Taruhan Nyawa Sekadar Sesuap Nasi
detakserang.com- LEBAK, Hanya andalkan modal cangkul dan linggis. Penambang buru butiran emas hingga pertaruhkan nyawa.
Mayoritas masyarakat Desa Warung Banten, Kecamatan Cibeber, Kabupaten Lebak, menggantungkan hidup melalui penambangan tradisional di sekitar desanya.
"Kalau lagi dapat, ya untung. Sebaliknya, kalau lagi enggak dapat, ya udah. Mau gimana lagi," tutur Agun Gunawan, penambang tradisional (gurandil), Minggu (2/3).
Penambang tradisional hanya mengandalkan alat pengerukan sangat sederhana yaitu cangkul dan linggis. Alat ini untuk menggali tanah untuk mendapatkan butiran emas. Mereka bekerja selama 24 jam nonstop.
Sekitar 14 gurandil menggali secara pergantian.
Mereka memahat setiap urat (sebutan alur emas) yang terdapat di lubang untuk mendapatkan butiran emas dari batu dipahatnya.
Penghasilan mereka dari butiran emas tidak menentu per hari, per minggu, bahkan per bulan.
Setiap bongkahan batu yang mengandung emas dikumpulkan dan dipecahka hingga halus. mereka mencuci hingga terlihat butiran emasnya.
"Ya pembagiannya sama yang punya modal. Ada setengah- setengah. Ada pula dibayar
Rp50 ribu per hari," kata penambang bernama Dian saat ditemui sedang isitirahat di saung di depan pintu masuk lubang tambang.
Para penambang beraktivitas sehari-hari, seperti memasak, mandi, hingga tidur di saung ini. Mereka pulang ke rumah hanya untuk mengganti pakaian.
Dari segi keamanan merka rasakan kurang cukup memadai. Saat detakserang.com ikut masuk ke lubang galian, tampak dinding kanan kiri dan atas hanya di pasang kayu seadanya saja dengan ketebalan rata-rata 5cm.
Ketinggian sekitar 1meter dan kedalaman lurus 500meter. Sehingga, para penambang harus berjalan jongkok semenjak pintu masuk hingga tempat pemahatan urat emas.
"Ya keamanannya enggak ada. Taruhannya nyawa. Tapi kalo enggak gini, gimana mau makan kita," ujar Wira Suarna.

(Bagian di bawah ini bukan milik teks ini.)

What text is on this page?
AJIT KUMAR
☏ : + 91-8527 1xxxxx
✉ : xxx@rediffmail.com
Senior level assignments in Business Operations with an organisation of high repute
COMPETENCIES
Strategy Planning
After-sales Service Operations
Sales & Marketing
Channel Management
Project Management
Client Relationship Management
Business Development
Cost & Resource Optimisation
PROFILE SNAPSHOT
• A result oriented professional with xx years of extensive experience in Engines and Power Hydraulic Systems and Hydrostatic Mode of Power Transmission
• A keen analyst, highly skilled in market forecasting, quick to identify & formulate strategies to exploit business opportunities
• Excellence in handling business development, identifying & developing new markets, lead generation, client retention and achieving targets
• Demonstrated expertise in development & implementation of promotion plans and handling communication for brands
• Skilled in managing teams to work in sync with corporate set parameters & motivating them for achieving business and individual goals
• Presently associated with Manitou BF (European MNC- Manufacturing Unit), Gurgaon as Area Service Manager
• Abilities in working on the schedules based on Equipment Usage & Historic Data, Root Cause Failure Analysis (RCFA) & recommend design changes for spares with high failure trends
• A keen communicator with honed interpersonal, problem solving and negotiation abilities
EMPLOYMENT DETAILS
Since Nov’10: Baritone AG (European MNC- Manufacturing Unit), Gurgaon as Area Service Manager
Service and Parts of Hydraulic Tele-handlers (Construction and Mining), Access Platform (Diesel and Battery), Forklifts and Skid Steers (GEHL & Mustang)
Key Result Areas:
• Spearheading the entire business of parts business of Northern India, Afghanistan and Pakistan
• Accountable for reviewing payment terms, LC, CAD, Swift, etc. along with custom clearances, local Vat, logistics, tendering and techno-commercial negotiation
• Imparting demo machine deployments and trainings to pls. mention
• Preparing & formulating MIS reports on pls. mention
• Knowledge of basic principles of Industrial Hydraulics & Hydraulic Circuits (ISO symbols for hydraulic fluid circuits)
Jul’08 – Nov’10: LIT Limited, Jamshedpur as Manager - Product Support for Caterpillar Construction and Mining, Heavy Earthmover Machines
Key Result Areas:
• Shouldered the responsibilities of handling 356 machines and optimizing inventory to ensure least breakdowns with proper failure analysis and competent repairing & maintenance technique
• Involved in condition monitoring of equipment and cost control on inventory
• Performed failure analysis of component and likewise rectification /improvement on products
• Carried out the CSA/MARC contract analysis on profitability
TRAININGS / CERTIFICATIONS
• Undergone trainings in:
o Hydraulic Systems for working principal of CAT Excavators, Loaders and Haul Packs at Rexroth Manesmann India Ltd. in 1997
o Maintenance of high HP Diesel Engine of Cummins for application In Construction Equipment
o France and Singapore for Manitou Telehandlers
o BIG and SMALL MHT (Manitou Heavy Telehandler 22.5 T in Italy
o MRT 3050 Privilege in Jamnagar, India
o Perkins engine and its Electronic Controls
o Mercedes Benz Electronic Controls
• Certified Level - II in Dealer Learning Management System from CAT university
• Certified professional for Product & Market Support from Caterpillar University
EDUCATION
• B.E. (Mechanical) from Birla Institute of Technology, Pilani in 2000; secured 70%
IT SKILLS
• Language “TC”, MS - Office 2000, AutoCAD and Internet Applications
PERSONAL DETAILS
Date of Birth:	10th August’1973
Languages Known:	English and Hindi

Gurandil ini menyebutkan, persediaan oksigen di dalam galian sangat kurang. Bagi yang tidak terbisa pasti akan merasakan hawa panas mesti telah di bantu kompresor untuk pernafasan.
Aktivitas di tambang tampak akrab antargurandil. Mereka beristirahat pun di dalam tambang sambil makan dan minum bersama. Sedangkan pembagian sitem kerja berdasarkan kesepakatan bersama antargurandil.
Hasil galian diangkut menggunakan kereta dorong tradisional yang terbuat dari kayu. Kereta ini didorong menggunakan tenaga dua orang.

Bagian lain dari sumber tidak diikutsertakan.